The Illinois Circuit Court for Cook County entered an order for the purpose of preserving the marital property and protecting the rights of the spouse during the pending divorce proceeding. The trial courts in Travelers and Lincoln entered similar orders to protect minor children and their interests. In all cases, the divorce courts exercised their proper authority to protect interested parties to a divorce proceeding and preserve the marital property. I do not *1050find the absence of a final decree to be important; a valid court order was entered and it is entitled to enforcement. During the pendency of the divorce proceeding, and before Ronald Briece’s death, the court entered an order designed to preserve the marital property for the protection of Bonnie Briece. This was proper.
Although Illinois law is applicable and Ill.Rev.Stat., Ch. 40 (1979), provides for protection of spouses and their children, other jurisdictions have established such procedures for the protection of spouses and minor children.
In Candler v. Donaldson, 272 F.2d 374, 377, the Sixth Circuit, construing Michigan law on same circumstances and conditions as in the instant case, reversed the district court and held: “We are of the opinion that the order restraining the insured from ‘otherwise disposing of the property herein-above mentioned ’ (emphasis added) prohibited the insured from changing the beneficiary from his wife until such final order was made.” “Equity considers that as done which ought to be done.” Thomson v. Thomson, 8 Cir., 156 F.2d 581, 586, certiorari denied 329 U.S. 793, 67 S.Ct. 370, 91 L.Ed. 679, rehearing denied 329 U.S. 833, 67 S.Ct. 501, 91 L.Ed. 706.
In Thomson, supra, the Eighth Circuit applied the same equitable rule in the case identical to the facts in the instant case. There the insured obtained an insurance policy from John Hancock Mutual Life Insurance Company and named Caroline Thomson, the then wife of the insured, as beneficiary. The policy contained a provision that the right to change beneficiary was reserved to the insured. However, she had acquired a vested interest in the proceeds. Subsequently, there was a separation and a divorce proceeding. Thomson proposed to change the beneficiary to his estate. The divorce proceeding was brought in Waukeegan, Illinois. There was a contract and settlement entered into in connection with the proceeding.

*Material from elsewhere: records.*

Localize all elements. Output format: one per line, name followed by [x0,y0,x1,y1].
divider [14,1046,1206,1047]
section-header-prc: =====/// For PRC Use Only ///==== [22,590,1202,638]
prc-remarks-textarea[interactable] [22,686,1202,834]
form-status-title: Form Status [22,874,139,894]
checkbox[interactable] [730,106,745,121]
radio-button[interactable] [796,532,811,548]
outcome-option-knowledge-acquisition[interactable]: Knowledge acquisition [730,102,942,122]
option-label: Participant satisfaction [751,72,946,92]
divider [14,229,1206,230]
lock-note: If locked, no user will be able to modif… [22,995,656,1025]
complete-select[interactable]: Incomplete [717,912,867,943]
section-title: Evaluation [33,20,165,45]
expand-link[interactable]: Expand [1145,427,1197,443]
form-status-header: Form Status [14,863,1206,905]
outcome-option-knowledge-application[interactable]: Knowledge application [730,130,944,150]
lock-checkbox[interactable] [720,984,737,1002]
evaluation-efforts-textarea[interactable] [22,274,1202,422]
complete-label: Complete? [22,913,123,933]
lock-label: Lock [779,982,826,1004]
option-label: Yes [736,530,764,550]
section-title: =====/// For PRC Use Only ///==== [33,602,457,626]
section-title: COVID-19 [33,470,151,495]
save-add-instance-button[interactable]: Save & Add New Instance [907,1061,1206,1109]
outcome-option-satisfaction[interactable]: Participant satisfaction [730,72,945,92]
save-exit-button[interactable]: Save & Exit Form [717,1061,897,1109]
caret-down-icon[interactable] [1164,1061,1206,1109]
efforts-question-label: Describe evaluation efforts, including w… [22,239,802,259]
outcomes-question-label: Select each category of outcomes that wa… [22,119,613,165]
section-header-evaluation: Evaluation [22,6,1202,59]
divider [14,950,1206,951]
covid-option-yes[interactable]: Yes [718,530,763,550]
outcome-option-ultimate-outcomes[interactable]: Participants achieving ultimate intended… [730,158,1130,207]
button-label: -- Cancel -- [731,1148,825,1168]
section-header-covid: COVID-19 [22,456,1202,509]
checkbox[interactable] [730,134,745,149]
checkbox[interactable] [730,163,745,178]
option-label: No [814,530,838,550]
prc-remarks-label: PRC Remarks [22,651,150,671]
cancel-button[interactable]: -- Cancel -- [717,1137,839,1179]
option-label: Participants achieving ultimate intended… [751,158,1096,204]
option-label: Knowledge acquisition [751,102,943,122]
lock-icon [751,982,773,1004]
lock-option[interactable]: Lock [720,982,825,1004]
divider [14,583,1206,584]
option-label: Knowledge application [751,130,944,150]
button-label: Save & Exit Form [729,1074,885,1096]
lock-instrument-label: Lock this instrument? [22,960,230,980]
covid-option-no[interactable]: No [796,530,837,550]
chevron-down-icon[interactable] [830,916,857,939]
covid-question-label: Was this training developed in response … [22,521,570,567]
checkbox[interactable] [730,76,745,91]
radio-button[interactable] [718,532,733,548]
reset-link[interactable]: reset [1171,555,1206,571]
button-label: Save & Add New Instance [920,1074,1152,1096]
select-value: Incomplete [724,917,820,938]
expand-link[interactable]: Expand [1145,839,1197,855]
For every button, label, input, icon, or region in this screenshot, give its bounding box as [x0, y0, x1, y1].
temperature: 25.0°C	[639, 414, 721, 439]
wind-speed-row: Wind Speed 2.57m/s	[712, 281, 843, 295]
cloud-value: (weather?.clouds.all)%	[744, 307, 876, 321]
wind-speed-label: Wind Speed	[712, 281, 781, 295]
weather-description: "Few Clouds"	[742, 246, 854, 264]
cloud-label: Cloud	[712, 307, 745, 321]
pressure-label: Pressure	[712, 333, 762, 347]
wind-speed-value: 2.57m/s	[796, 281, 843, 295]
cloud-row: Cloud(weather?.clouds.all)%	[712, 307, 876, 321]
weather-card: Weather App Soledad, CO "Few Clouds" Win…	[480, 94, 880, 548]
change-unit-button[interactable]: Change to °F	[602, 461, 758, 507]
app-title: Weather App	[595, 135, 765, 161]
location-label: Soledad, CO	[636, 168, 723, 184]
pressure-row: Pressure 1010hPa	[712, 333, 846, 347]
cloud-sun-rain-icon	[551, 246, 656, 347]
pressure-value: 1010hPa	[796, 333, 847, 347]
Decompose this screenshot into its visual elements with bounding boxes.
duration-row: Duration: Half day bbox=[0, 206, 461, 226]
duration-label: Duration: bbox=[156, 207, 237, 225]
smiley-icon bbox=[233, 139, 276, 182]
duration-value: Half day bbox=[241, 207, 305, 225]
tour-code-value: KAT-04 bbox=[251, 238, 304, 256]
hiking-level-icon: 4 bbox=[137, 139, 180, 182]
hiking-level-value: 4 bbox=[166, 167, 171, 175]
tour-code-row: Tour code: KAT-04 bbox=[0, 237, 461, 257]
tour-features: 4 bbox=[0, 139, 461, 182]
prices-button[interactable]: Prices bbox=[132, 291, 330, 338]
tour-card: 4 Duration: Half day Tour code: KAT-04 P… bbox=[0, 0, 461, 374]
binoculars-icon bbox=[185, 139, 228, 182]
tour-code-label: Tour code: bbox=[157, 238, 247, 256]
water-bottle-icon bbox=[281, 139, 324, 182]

Before final decree in the case, Thomson died. In the meantime he had proposed to change the beneficiary to the estate in order to obtain a loan from a bank. An interpleader was filed similar to the inter-pleader in this case. The district court held that the insured had a right to change the beneficiary. The Eighth Circuit reversed the district court and applied the rule that “equity will consider as done that which should have been done.” Crowell v. Northwestern Nat. Life Insurance Co., 140 Iowa 258, 118 N.W. 412; Jordan v. Roden, 6 Cir., 292 F. 573.